Sie entspricht meinem Gewissen und mein Gewissen versucht mir einzureden, dass das gerade ziemlich falsch ist. Das weiß ich selber. Aber wenn ich mir etwas in den Kopf gesetzt habe, ziehe ich es eigentlich immer durch. Ich bin so stur, so dumm und so so stur.

"Du wirst es bereuen.", versucht sie es weiter.

Das weiß ich. Natürlich werde ich es bereuen. Ich bereue das mit den Pillen ja jetzt schon. Wäre es kein Horrortrip gewesen, würde ich diese nun nicht mehr haben. Wahrscheinlich hätte ich täglich eine eingeschmissen.

"Ava, bitte."

Sie sieht verzweifelt aus.

"Sind wir dann nicht quitt?", meine ich und laufe los. Ich laufe in den Wald, damit mich ja keiner sieht.
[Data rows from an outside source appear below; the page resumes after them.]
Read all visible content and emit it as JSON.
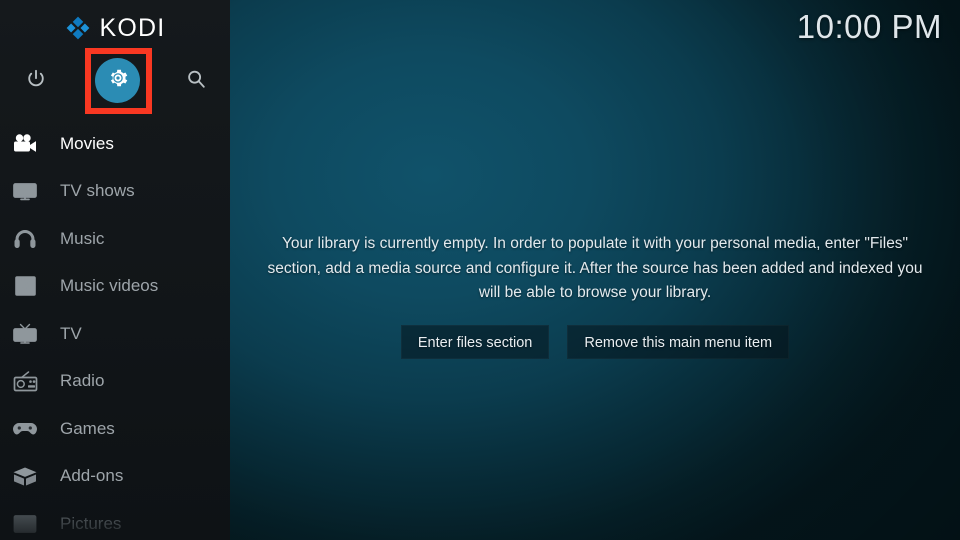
{
  "app": {
    "name": "KODI",
    "logo_icon": "kodi-logo-icon"
  },
  "clock": {
    "time": "10:00 PM"
  },
  "sidebar": {
    "top_actions": [
      {
        "name": "power-icon",
        "label": "Power"
      },
      {
        "name": "settings-gear-icon",
        "label": "Settings",
        "highlighted": true,
        "highlight_color": "#f93822",
        "circle_color": "#2b8cb4"
      },
      {
        "name": "search-icon",
        "label": "Search"
      }
    ],
    "items": [
      {
        "label": "Movies",
        "icon": "movie-camera-icon",
        "state": "active"
      },
      {
        "label": "TV shows",
        "icon": "tv-monitor-icon",
        "state": "normal"
      },
      {
        "label": "Music",
        "icon": "headphones-icon",
        "state": "normal"
      },
      {
        "label": "Music videos",
        "icon": "music-video-icon",
        "state": "normal"
      },
      {
        "label": "TV",
        "icon": "tv-set-icon",
        "state": "normal"
      },
      {
        "label": "Radio",
        "icon": "radio-icon",
        "state": "normal"
      },
      {
        "label": "Games",
        "icon": "gamepad-icon",
        "state": "normal"
      },
      {
        "label": "Add-ons",
        "icon": "open-box-icon",
        "state": "normal"
      },
      {
        "label": "Pictures",
        "icon": "picture-frame-icon",
        "state": "dim"
      }
    ]
  },
  "main": {
    "empty_message": "Your library is currently empty. In order to populate it with your personal media, enter \"Files\" section, add a media source and configure it. After the source has been added and indexed you will be able to browse your library.",
    "buttons": [
      {
        "label": "Enter files section",
        "name": "enter-files-section-button"
      },
      {
        "label": "Remove this main menu item",
        "name": "remove-main-menu-item-button"
      }
    ]
  },
  "colors": {
    "accent_blue": "#2b8cb4",
    "highlight_red": "#f93822",
    "background_teal": "#0e4a60",
    "sidebar_dark": "#121619"
  }
}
Die kleine Fette läuft hinterher, sie versucht mich immer noch davon abzuhalten. Sie redet ununterbrochen auf mich ein, aber ich ignoriere sie. Es ist sowieso nur meine Vorstellungskraft, ich bin ganz alleine.

Ich krame in meiner Jacke und finde eine alte Fahrkarte, perfekt.

"Hör auf!", schreit sie.

Ich schnaube verächtlich auf und hole das Päckchen aus meiner Jackentasche. Es fühlt sich gut an, es riecht gut, es sieht so schön aus. Und als es in Berührungen mit meinem Körper kommt, fühle ich mich frei. Ich fühle mich erfüllt. Wer braucht schon Conor, wenn man sowas hat?

Warum um Gottes Willen habe ich damit aufgehört?

"Dann stirb doch.", ist das letzte, das Patricia sagt, bevor sie verschwindet.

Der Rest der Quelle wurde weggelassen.